La decisione della Corte Costituzionale di dichiarare illegittima la modalità di determinazione dell’indennizzo per i licenziamenti prevista dal Jobs Act, basata solo sull’anzianità, è importante.
Avrà come effetto pratico l’impossibilità per le aziende di “disfarsi” di un lavoratore quantificando prima i costi da “sopportare”.
Ed è ovviamente un ulteriore tassello a dimostrazione dell’inaccettabilità di quella legge. Per altro il Decreto Di Maio non aveva modificato quel meccanismo, ma solo stabilito soglie più alte, portando l’indennizzo minimo a 6 mensilità (dalle 4 previste nel Jobs Act) e quello massimo a 36 mensilità (dalle 24 del Jobs Act) ma senza cambiare l’aggancio rigido con l’anzianità (2 mensilità ogni anno di lavoro)
Ora la determinazione dell’indennizzo torna nelle mani del giudice che potrà disporre risarcimenti più alti, sempre entro il tetto fissato, in relazione alla gravità del licenziamento e non al mero criterio dell’anzianità.
Ovviamente, questo è quanto emerge ora. Occorrerà aspettare la pubblicazione della sentenza per avere un quadro più compiuto.

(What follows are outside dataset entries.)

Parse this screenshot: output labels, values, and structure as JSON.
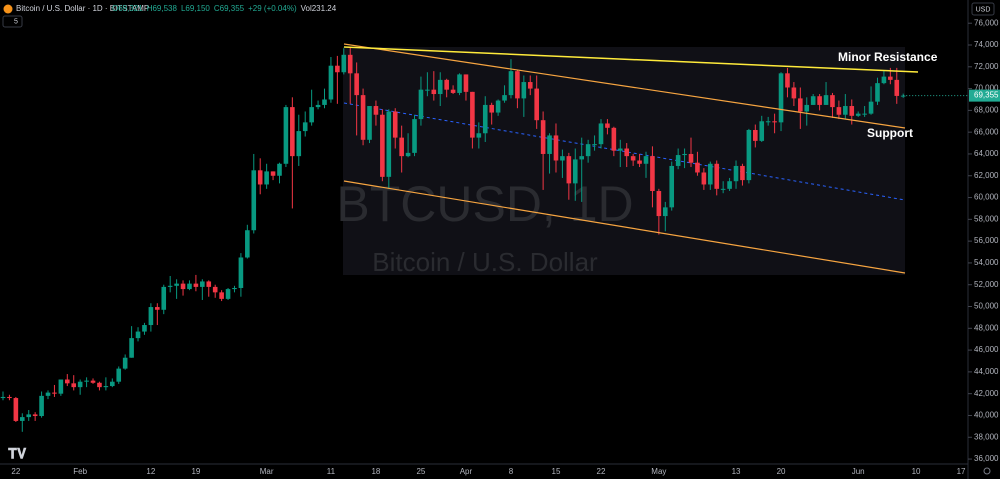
{
  "chart_data": {
    "type": "candlestick",
    "header": {
      "symbol": "Bitcoin / U.S. Dollar · 1D · BITSTAMP",
      "ohlc": [
        "O69,321",
        "H69,538",
        "L69,150",
        "C69,355",
        "+29 (+0.04%)",
        "Vol231.24"
      ],
      "indicators": "5",
      "currency": "USD"
    },
    "watermark": {
      "ticker": "BTCUSD, 1D",
      "name": "Bitcoin / U.S. Dollar"
    },
    "annotations": [
      "Minor Resistance",
      "Support"
    ],
    "up_color": "#089981",
    "down_color": "#f23645",
    "grid": false,
    "last_price": {
      "value": 69355,
      "label": "69,355",
      "color": "#22ab94"
    },
    "ylim": [
      35730,
      78130
    ],
    "yticks": [
      {
        "value": 36000,
        "label": "36,000"
      },
      {
        "value": 38000,
        "label": "38,000"
      },
      {
        "value": 40000,
        "label": "40,000"
      },
      {
        "value": 42000,
        "label": "42,000"
      },
      {
        "value": 44000,
        "label": "44,000"
      },
      {
        "value": 46000,
        "label": "46,000"
      },
      {
        "value": 48000,
        "label": "48,000"
      },
      {
        "value": 50000,
        "label": "50,000"
      },
      {
        "value": 52000,
        "label": "52,000"
      },
      {
        "value": 54000,
        "label": "54,000"
      },
      {
        "value": 56000,
        "label": "56,000"
      },
      {
        "value": 58000,
        "label": "58,000"
      },
      {
        "value": 60000,
        "label": "60,000"
      },
      {
        "value": 62000,
        "label": "62,000"
      },
      {
        "value": 64000,
        "label": "64,000"
      },
      {
        "value": 66000,
        "label": "66,000"
      },
      {
        "value": 68000,
        "label": "68,000"
      },
      {
        "value": 70000,
        "label": "70,000"
      },
      {
        "value": 72000,
        "label": "72,000"
      },
      {
        "value": 74000,
        "label": "74,000"
      },
      {
        "value": 76000,
        "label": "76,000"
      }
    ],
    "categories": [
      null,
      null,
      "22",
      null,
      null,
      null,
      null,
      null,
      null,
      null,
      null,
      null,
      "Feb",
      null,
      null,
      null,
      null,
      null,
      null,
      null,
      null,
      null,
      null,
      "12",
      null,
      null,
      null,
      null,
      null,
      null,
      "19",
      null,
      null,
      null,
      null,
      null,
      null,
      null,
      null,
      null,
      null,
      "Mar",
      null,
      null,
      null,
      null,
      null,
      null,
      null,
      null,
      null,
      "11",
      null,
      null,
      null,
      null,
      null,
      null,
      "18",
      null,
      null,
      null,
      null,
      null,
      null,
      "25",
      null,
      null,
      null,
      null,
      null,
      null,
      "Apr",
      null,
      null,
      null,
      null,
      null,
      null,
      "8",
      null,
      null,
      null,
      null,
      null,
      null,
      "15",
      null,
      null,
      null,
      null,
      null,
      null,
      "22",
      null,
      null,
      null,
      null,
      null,
      null,
      null,
      null,
      "May",
      null,
      null,
      null,
      null,
      null,
      null,
      null,
      null,
      null,
      null,
      null,
      "13",
      null,
      null,
      null,
      null,
      null,
      null,
      "20",
      null,
      null,
      null,
      null,
      null,
      null,
      null,
      null,
      null,
      null,
      null,
      "Jun",
      null,
      null,
      null,
      null,
      null,
      null,
      null,
      null,
      "10",
      null,
      null,
      null,
      null,
      null,
      null,
      "17",
      null
    ],
    "open": [
      41600,
      41700,
      41600,
      39500,
      39850,
      40100,
      39950,
      41800,
      42100,
      42000,
      43300,
      42950,
      42600,
      43100,
      43200,
      43000,
      42600,
      42700,
      43100,
      44300,
      45300,
      47100,
      47700,
      48300,
      49950,
      49700,
      51800,
      51900,
      52100,
      51600,
      52100,
      51800,
      52300,
      51800,
      51300,
      50700,
      51600,
      51700,
      54500,
      57000,
      62500,
      61200,
      62400,
      62000,
      63100,
      68300,
      63800,
      66100,
      66900,
      68300,
      68500,
      69000,
      72100,
      71500,
      73100,
      71400,
      69400,
      65300,
      68400,
      67600,
      61900,
      67900,
      65500,
      63800,
      64100,
      67200,
      69900,
      69900,
      69500,
      70800,
      69900,
      69600,
      71300,
      69700,
      65500,
      65900,
      68500,
      67800,
      68900,
      69400,
      71600,
      69100,
      70600,
      70000,
      67100,
      64000,
      65700,
      63400,
      63800,
      61300,
      63500,
      63800,
      64900,
      64900,
      66800,
      66400,
      64300,
      64500,
      63800,
      63400,
      63100,
      63800,
      60600,
      58300,
      59100,
      62900,
      63900,
      64000,
      63200,
      62300,
      61200,
      63100,
      60800,
      60800,
      61500,
      62900,
      61600,
      66200,
      65200,
      67000,
      67000,
      66900,
      71400,
      70100,
      69100,
      67900,
      68500,
      69300,
      68500,
      69400,
      68300,
      67600,
      68400,
      67500,
      67700,
      67700,
      68800,
      70500,
      71100,
      70800,
      69321,
      null,
      null,
      null,
      null,
      null,
      null,
      null,
      null,
      null,
      null
    ],
    "high": [
      42200,
      41900,
      41700,
      40200,
      40500,
      40300,
      42200,
      42300,
      42800,
      43300,
      43800,
      43700,
      43300,
      43500,
      43400,
      43100,
      43500,
      43400,
      44500,
      45600,
      48200,
      48100,
      48500,
      50300,
      50300,
      52000,
      52800,
      52500,
      52400,
      52400,
      52900,
      52500,
      52400,
      52000,
      51500,
      51700,
      51900,
      54900,
      57500,
      64000,
      63600,
      63100,
      62400,
      63200,
      68500,
      69200,
      67600,
      67900,
      69900,
      68900,
      70000,
      72900,
      73000,
      73700,
      73800,
      72400,
      70000,
      68400,
      68900,
      68100,
      68100,
      68200,
      66600,
      65900,
      67600,
      71100,
      71500,
      71600,
      71500,
      70900,
      70300,
      71400,
      71300,
      69700,
      66900,
      69300,
      68700,
      69000,
      70300,
      72700,
      71700,
      71200,
      71200,
      71200,
      67900,
      65900,
      66800,
      64400,
      64100,
      64500,
      65500,
      65300,
      65700,
      67200,
      67200,
      66500,
      65300,
      65000,
      64000,
      64000,
      64200,
      64700,
      60800,
      59600,
      63300,
      64500,
      64500,
      65500,
      64200,
      62700,
      63300,
      63400,
      61500,
      61800,
      63400,
      63100,
      66300,
      66700,
      67500,
      67400,
      67700,
      71500,
      71900,
      70600,
      70100,
      69200,
      69500,
      69500,
      70600,
      69600,
      68900,
      69500,
      69000,
      67900,
      68400,
      70200,
      71000,
      71700,
      71900,
      71900,
      69538,
      null,
      null,
      null,
      null,
      null,
      null,
      null,
      null,
      null,
      null
    ],
    "low": [
      41400,
      41400,
      39400,
      38500,
      39500,
      39500,
      39800,
      41500,
      41700,
      41800,
      42700,
      42300,
      41900,
      42600,
      42900,
      42300,
      42300,
      42600,
      42900,
      44200,
      45300,
      46800,
      47400,
      47700,
      48300,
      49300,
      51300,
      50700,
      51000,
      51500,
      51400,
      50600,
      50900,
      50800,
      50500,
      50600,
      51300,
      50900,
      54400,
      56700,
      60300,
      60800,
      61600,
      61300,
      62800,
      59000,
      62900,
      65600,
      66600,
      68100,
      68200,
      68700,
      68600,
      71300,
      68600,
      65700,
      64800,
      65000,
      66600,
      61500,
      60800,
      64500,
      62300,
      63700,
      63800,
      66600,
      69300,
      68900,
      68400,
      69200,
      69500,
      69400,
      68900,
      64500,
      64500,
      65100,
      66700,
      67500,
      68700,
      69100,
      68200,
      67400,
      69400,
      66300,
      60700,
      62200,
      62300,
      61800,
      59800,
      59700,
      59600,
      63200,
      64300,
      64500,
      65800,
      63800,
      62800,
      62800,
      62900,
      62800,
      61800,
      59100,
      56600,
      56900,
      58800,
      62600,
      62700,
      62800,
      62000,
      60700,
      60700,
      60200,
      60400,
      60600,
      60800,
      61100,
      61300,
      64600,
      65100,
      66600,
      65900,
      66100,
      69200,
      68400,
      66300,
      66600,
      68500,
      68000,
      68500,
      67300,
      67200,
      67200,
      66700,
      67400,
      67400,
      67600,
      68500,
      70400,
      70400,
      68600,
      69150,
      null,
      null,
      null,
      null,
      null,
      null,
      null,
      null,
      null,
      null
    ],
    "close": [
      41700,
      41600,
      39500,
      39850,
      40100,
      39950,
      41800,
      42100,
      42000,
      43300,
      42950,
      42600,
      43100,
      43200,
      43000,
      42600,
      42700,
      43100,
      44300,
      45300,
      47100,
      47700,
      48300,
      49950,
      49700,
      51800,
      51900,
      52100,
      51600,
      52100,
      51800,
      52300,
      51800,
      51300,
      50700,
      51600,
      51700,
      54500,
      57000,
      62500,
      61200,
      62400,
      62000,
      63100,
      68300,
      63800,
      66100,
      66900,
      68300,
      68500,
      69000,
      72100,
      71500,
      73100,
      71400,
      69400,
      65300,
      68400,
      67600,
      61900,
      67900,
      65500,
      63800,
      64100,
      67200,
      69900,
      69900,
      69500,
      70800,
      69900,
      69600,
      71300,
      69700,
      65500,
      65900,
      68500,
      67800,
      68900,
      69400,
      71600,
      69100,
      70600,
      70000,
      67100,
      64000,
      65700,
      63400,
      63800,
      61300,
      63500,
      63800,
      64900,
      64900,
      66800,
      66400,
      64300,
      64500,
      63800,
      63400,
      63100,
      63800,
      60600,
      58300,
      59100,
      62900,
      63900,
      64000,
      63200,
      62300,
      61200,
      63100,
      60800,
      60800,
      61500,
      62900,
      61600,
      66200,
      65200,
      67000,
      67000,
      66900,
      71400,
      70100,
      69100,
      67900,
      68500,
      69300,
      68500,
      69400,
      68300,
      67600,
      68400,
      67500,
      67700,
      67700,
      68800,
      70500,
      71100,
      70800,
      69326,
      69355,
      null,
      null,
      null,
      null,
      null,
      null,
      null,
      null,
      null,
      null
    ]
  }
}
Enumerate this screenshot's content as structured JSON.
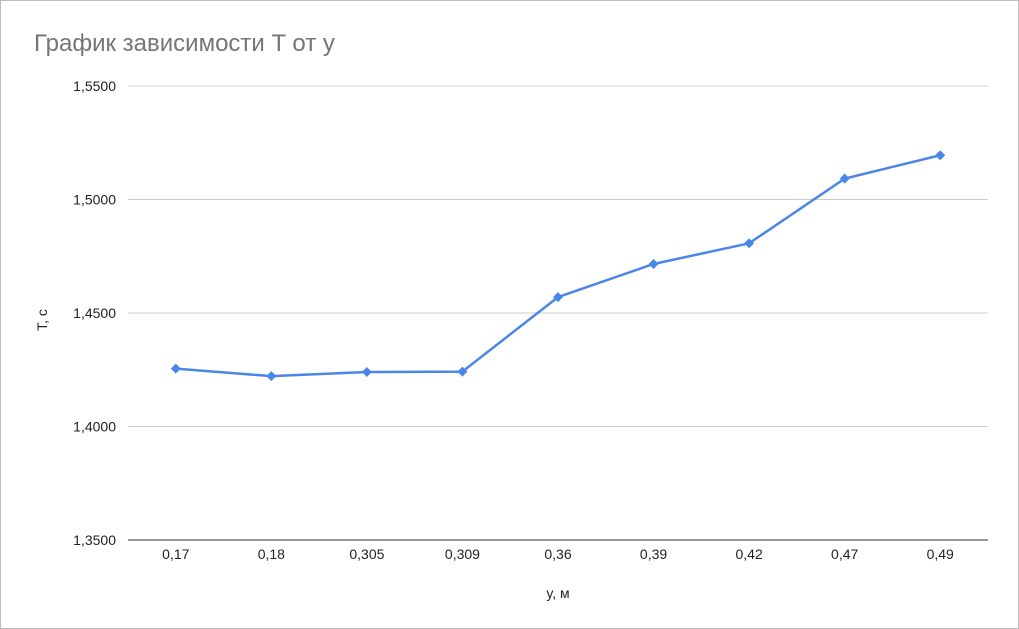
{
  "chart_data": {
    "type": "line",
    "title": "График зависимости T от y",
    "xlabel": "y, м",
    "ylabel": "T, c",
    "categories": [
      "0,17",
      "0,18",
      "0,305",
      "0,309",
      "0,36",
      "0,39",
      "0,42",
      "0,47",
      "0,49"
    ],
    "series": [
      {
        "values": [
          1.4255,
          1.4222,
          1.424,
          1.4242,
          1.457,
          1.4716,
          1.4807,
          1.5092,
          1.5195
        ],
        "color": "#4a86e8",
        "marker": "diamond"
      }
    ],
    "ylim": [
      1.35,
      1.55
    ],
    "yticks": [
      "1,3500",
      "1,4000",
      "1,4500",
      "1,5000",
      "1,5500"
    ],
    "grid": true,
    "legend": "none"
  }
}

E’ comunque evidente che vada rilanciata la lotta per il ripristino ( e l’estensione) della reintegra, che non può in nessun modo essere sostituita dal risarcimento, per quanto questo si configuri oggi in modo meno favorevole all’azienda, recuperando parzialmente una funzione deterrente rispetto ai licenziamenti illeggittimi.